SUZANNE KAPPELER, Neue Zürcher Zeitung vom 8. November 2010

 

 

 

Die gestaltende Kraft einer Grossstadt

New York ist eine beliebte Destination bei den Schweizer Kunstschaffenden. Wie inspirierend der Big Apple sein kann, zeigt die aktuelle Ausstellung im Oxyd.

Mit dem Titel «Boogie Woogie – NY, NY» erweist Gabriele Lutz, Kuratorin der Ausstellung im Oxyd, Piet Mondrian die Referenz. Mondrian verliess 1940 Europa und schuf mit seinem Bild «Broadway Boogie Woogie» (1942/43) eine Hommage an seine neue Heimat und ihre Musikszene.

Mit Hugo Weber (1918–1971), Pierre Haubensak (*1931), Bernard Tagwerker (1942), Maya Vonmoos (*1953), Oliver Krähenbühl (*1963) und Judit Villiger (*1966) werden nun im Oxyd sechs Schweizer Künstlerinnen und Künstler präsentiert, die zwar nicht ausgewandert sind, jedoch während Monaten oder gar Jahren in New York gelebt und gearbeitet haben. Die Frage nach der transformativen Kraft des melting pot stand bei der Werkauswahl im Zentrum. Die Ausstellung beginnt mit filmischem Rohmaterial aus dem Nachlass von Hugo Weber, der bereits 1946 in die USA auswanderte, um am New Bauhaus in Chicago zu lehren. Im Kabinett ist er mit einer kleinen, aber feinen Auswahl an Gemälden vertreten, die exemplarisch für seine dynamisch-bewegte Bildsprache («Vision in Flux») stehen.

Gitter und Kraftlinien
Auch bei Oliver Krähenbühl, der im Jahr 2002 sieben Monate lang um die New Yorker Hochhäuser zog, geriet die Wahrnehmung in Fluss. Er kaufte sich vor Ort eine Digitalkamera, um den steil aufragenden, scheinbar in den Himmel reichenden Fassaden optisch gewachsen zu sein. In der Ausstellung hängen die Fotografien paarweise mit grossformatigen Kohlezeichnungen, wo sich die Gitterstruktur der Fassaden mit den Kraftlinien des beschleunigten Lebensrhythmus überlagern. Verwandte, eher flechtwerkartige Strukturen finden wir bei Pierre Haubensaks Serie Cityscape, die allerdings nicht während seines New Yorker Aufenthalts von 1969 bis 1977 entstand, sondern erst im Jahr 2002. In New York rezipierte Haubensak die Color-Field- und Hard-Edge-Painting. Ein schönes Beispiel dafür ist seine vierteilige Arbeit «Four Gates» (1970), deren Panele mit einer Haupt- und einer Nebenfarbe wie Gongschläge den Raum in Vibration versetzen.

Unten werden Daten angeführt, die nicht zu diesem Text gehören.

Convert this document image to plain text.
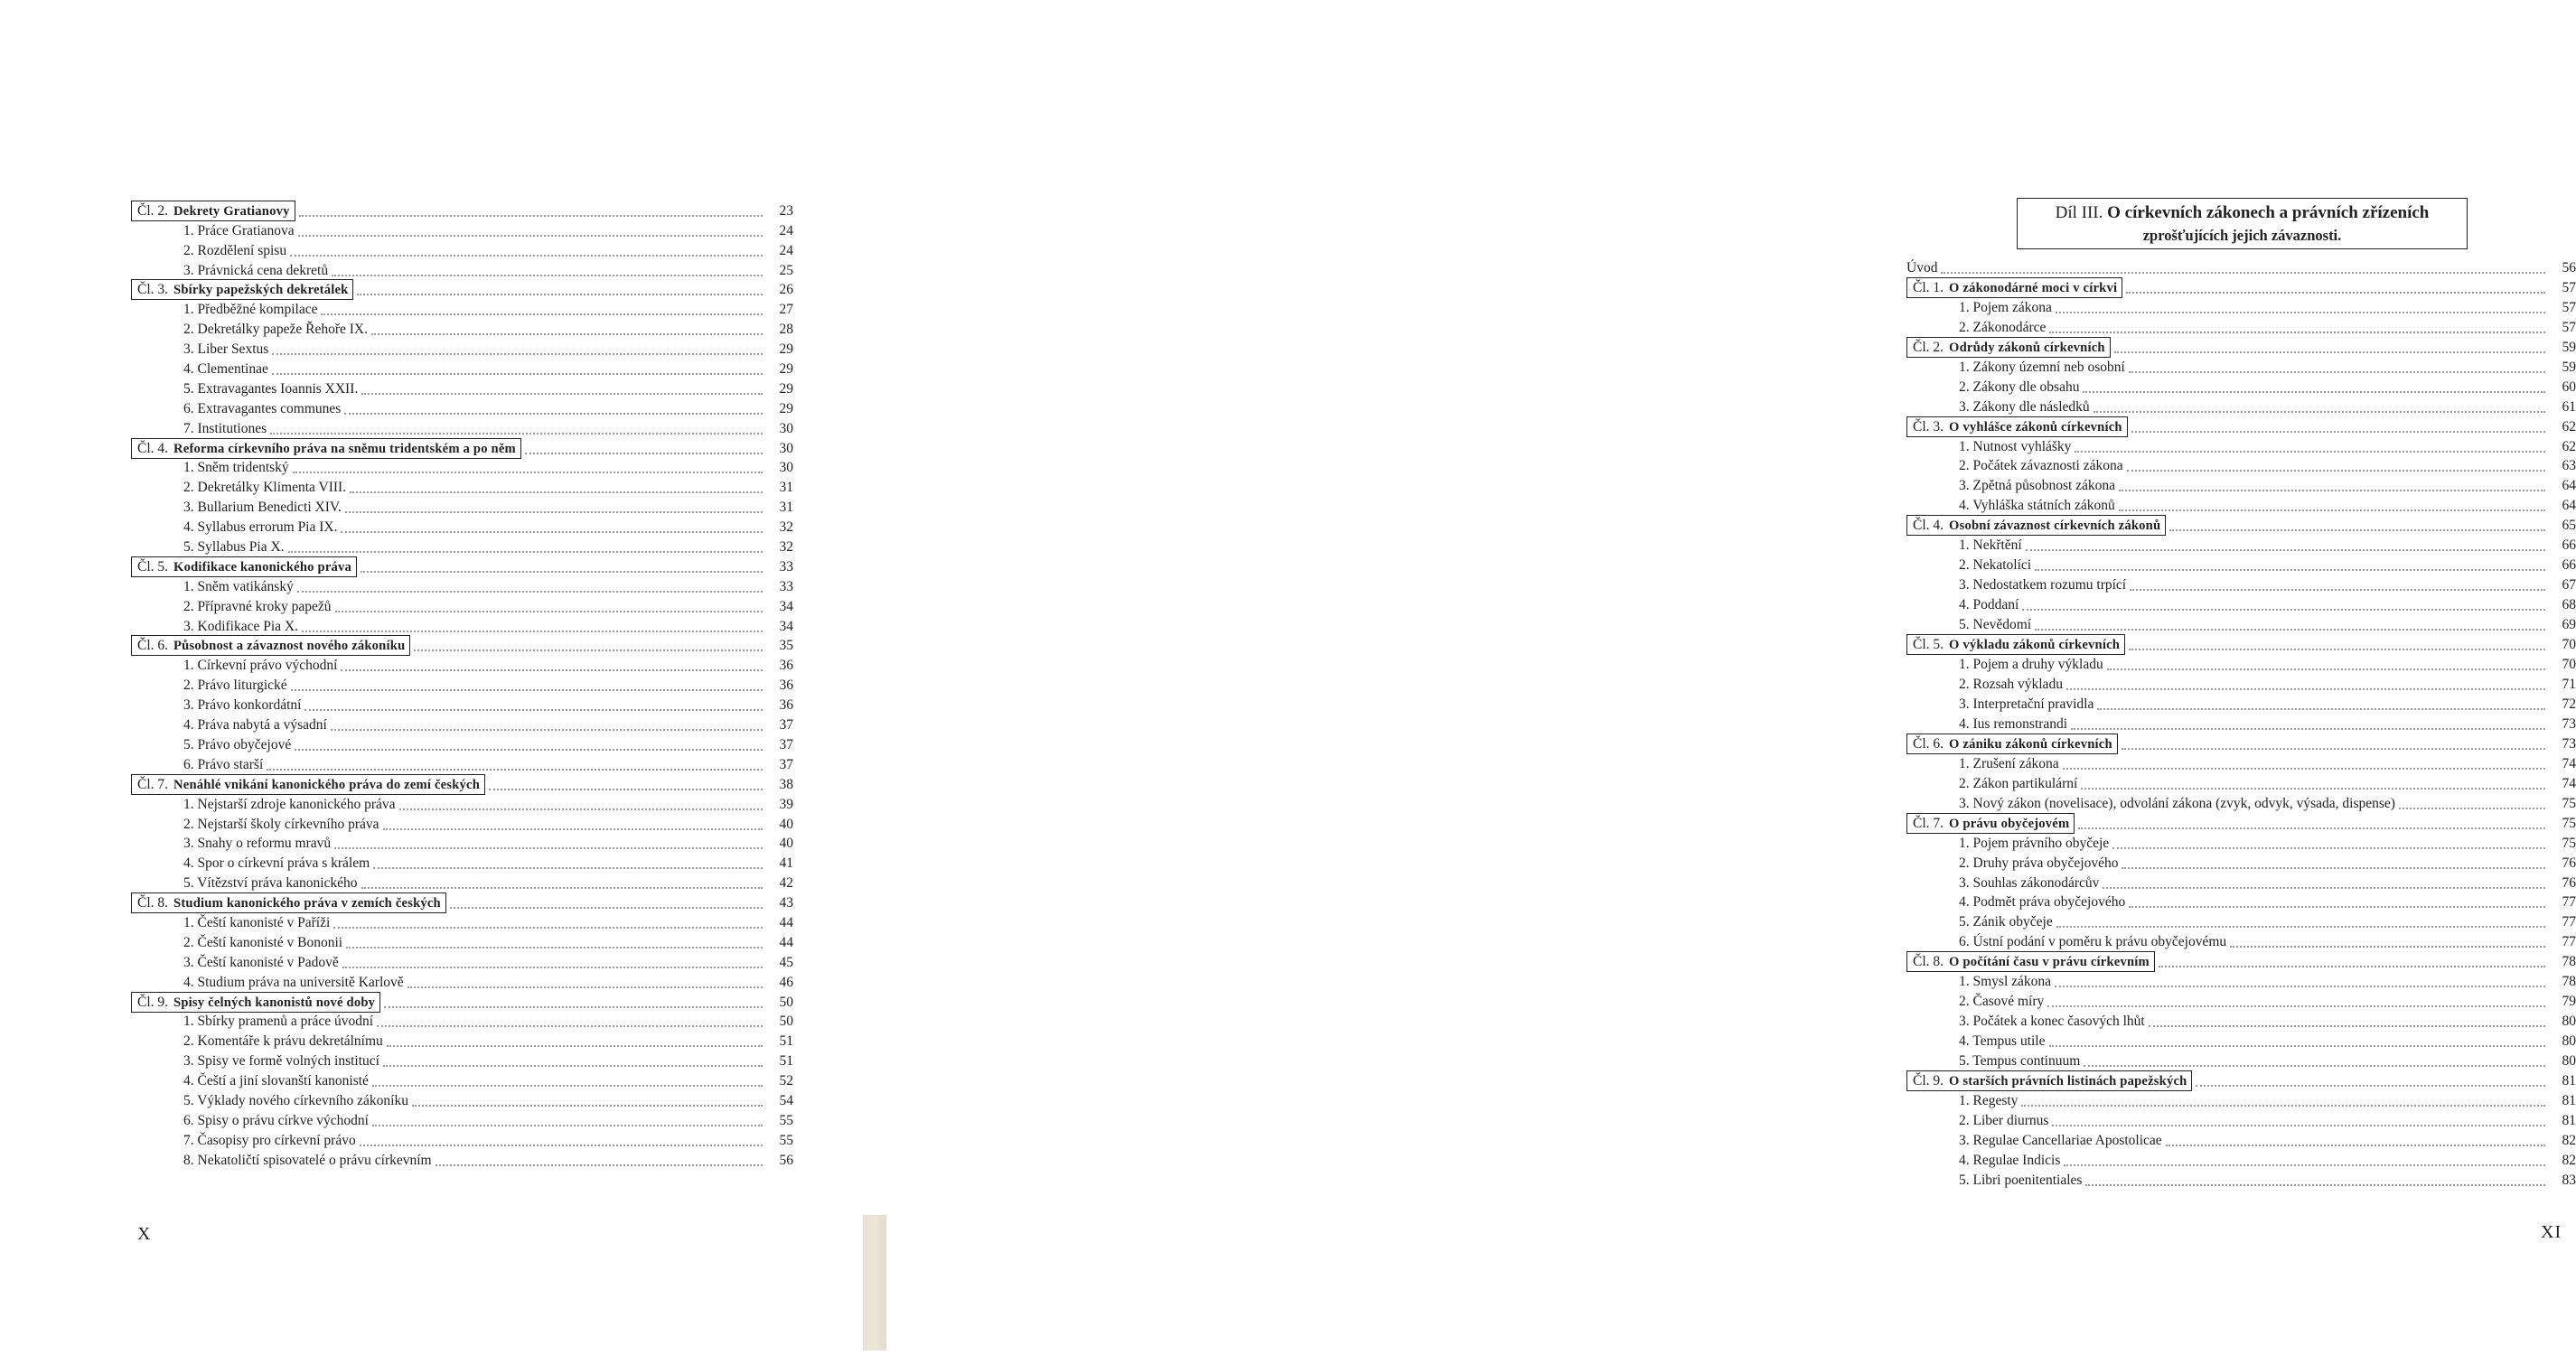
Čl. 2. Dekrety Gratianovy	23
1. Práce Gratianova	24
2. Rozdělení spisu	24
3. Právnická cena dekretů	25
Čl. 3. Sbírky papežských dekretálek	26
1. Předběžné kompilace	27
2. Dekretálky papeže Řehoře IX.	28
3. Liber Sextus	29
4. Clementinae	29
5. Extravagantes Ioannis XXII.	29
6. Extravagantes communes	29
7. Institutiones	30
Čl. 4. Reforma církevního práva na sněmu tridentském a po něm	30
1. Sněm tridentský	30
2. Dekretálky Klimenta VIII.	31
3. Bullarium Benedicti XIV.	31
4. Syllabus errorum Pia IX.	32
5. Syllabus Pia X.	32
Čl. 5. Kodifikace kanonického práva	33
1. Sněm vatikánský	33
2. Přípravné kroky papežů	34
3. Kodifikace Pia X.	34
Čl. 6. Působnost a závaznost nového zákoníku	35
1. Církevní právo východní	36
2. Právo liturgické	36
3. Právo konkordátní	36
4. Práva nabytá a výsadní	37
5. Právo obyčejové	37
6. Právo starší	37
Čl. 7. Nenáhlé vnikání kanonického práva do zemí českých	38
1. Nejstarší zdroje kanonického práva	39
2. Nejstarší školy církevního práva	40
3. Snahy o reformu mravů	40
4. Spor o církevní práva s králem	41
5. Vítězství práva kanonického	42
Čl. 8. Studium kanonického práva v zemích českých	43
1. Čeští kanonisté v Paříži	44
2. Čeští kanonisté v Bononii	44
3. Čeští kanonisté v Padově	45
4. Studium práva na universitě Karlově	46
Čl. 9. Spisy čelných kanonistů nové doby	50
1. Sbírky pramenů a práce úvodní	50
2. Komentáře k právu dekretálnímu	51
3. Spisy ve formě volných institucí	51
4. Čeští a jiní slovanští kanonisté	52
5. Výklady nového církevního zákoníku	54
6. Spisy o právu církve východní	55
7. Časopisy pro církevní právo	55
8. Nekatoličtí spisovatelé o právu církevním	56
X
Díl III. O církevních zákonech a právních zřízeních
zprošťujících jejich závaznosti.
Úvod	56
Čl. 1. O zákonodárné moci v církvi	57
1. Pojem zákona	57
2. Zákonodárce	57
Čl. 2. Odrůdy zákonů církevních	59
1. Zákony územní neb osobní	59
2. Zákony dle obsahu	60
3. Zákony dle následků	61
Čl. 3. O vyhlášce zákonů církevních	62
1. Nutnost vyhlášky	62
2. Počátek závaznosti zákona	63
3. Zpětná působnost zákona	64
4. Vyhláška státních zákonů	64
Čl. 4. Osobní závaznost církevních zákonů	65
1. Nekřtění	66
2. Nekatolíci	66
3. Nedostatkem rozumu trpící	67
4. Poddaní	68
5. Nevědomí	69
Čl. 5. O výkladu zákonů církevních	70
1. Pojem a druhy výkladu	70
2. Rozsah výkladu	71
3. Interpretační pravidla	72
4. Ius remonstrandi	73
Čl. 6. O zániku zákonů církevních	73
1. Zrušení zákona	74
2. Zákon partikulární	74
3. Nový zákon (novelisace), odvolání zákona (zvyk, odvyk, výsada, dispense)	75
Čl. 7. O právu obyčejovém	75
1. Pojem právního obyčeje	75
2. Druhy práva obyčejového	76
3. Souhlas zákonodárcův	76
4. Podmět práva obyčejového	77
5. Zánik obyčeje	77
6. Ústní podání v poměru k právu obyčejovému	77
Čl. 8. O počítání času v právu církevním	78
1. Smysl zákona	78
2. Časové míry	79
3. Počátek a konec časových lhůt	80
4. Tempus utile	80
5. Tempus continuum	80
Čl. 9. O starších právních listinách papežských	81
1. Regesty	81
2. Liber diurnus	81
3. Regulae Cancellariae Apostolicae	82
4. Regulae Indicis	82
5. Libri poenitentiales	83
XI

Im Obergeschoss trifft man auf Werke, die man als tachistisch bezeichnen würde, wüsste man nicht, dass sie weniger ein Produkt subjektiver Expression als vielmehr des (objektiven?) Zufalls sind. Bernard Tagwerker, der von 1976 bis 1985 in New York ansässig war, beschäftigte sich schon früh mit rechnerischen Systemen. Bevor er selber zu programmieren begann, verwendete er Zahlenraster, um seine «Konstellationen» (1977/78) nach der Zufallsmethode zu schaffen. Über die Linienführung entschied das Los, und die Wahl der Farbe traf der Würfel. Heute arbeitet Tagwerker mit neuronalen Systemen (solche, die nicht hinzulernen, sondern vergessen), und die «handwerkliche» Ausführung erbringt der Plotter.

Als Judit Villiger von 1996 bis 2000 in New York weilte, waren ihre Oasen Parkanlagen, aber auch Museen, wo sie die Tiere ausgestopft vorfand. Über die kultivierte und konservierte Natur fand sie zur künstlichen Natur. «Jardin des Plantes» (2010) ist eine Auslegeordnung «organischer» Formen aus Polyurethanschaum, der wie die Natur selbst einem Verfallsprozess unterworfen ist.

Wissenschaftliches Interesse an Formbildung und -auflösung ist auch bei Maya Vonmoos eine wichtige Triebkraft. Ihre Animation «Cosmic Dust» (2010) veranschaulicht die Theorie, wonach Sternenstaub sich zu Materie formt und wieder zerfällt. Das Medium der Computeranimation erarbeitete sich Maya Vonmoos während einer Auszeit in New York (1993–2002). Ihre lasergesinterten Gitterobjekte knüpfen an ihr früheres Schaffen als Eisenplastikerin an.

Vertieften Einblick in die Erfahrung New York aus Künstlersicht bietet der Katalog. Mit «Boogie Woogie – NY, NY» ist ein spannendes Kapitel Schweizer Kunstgeschichte aufgeschlagen worden.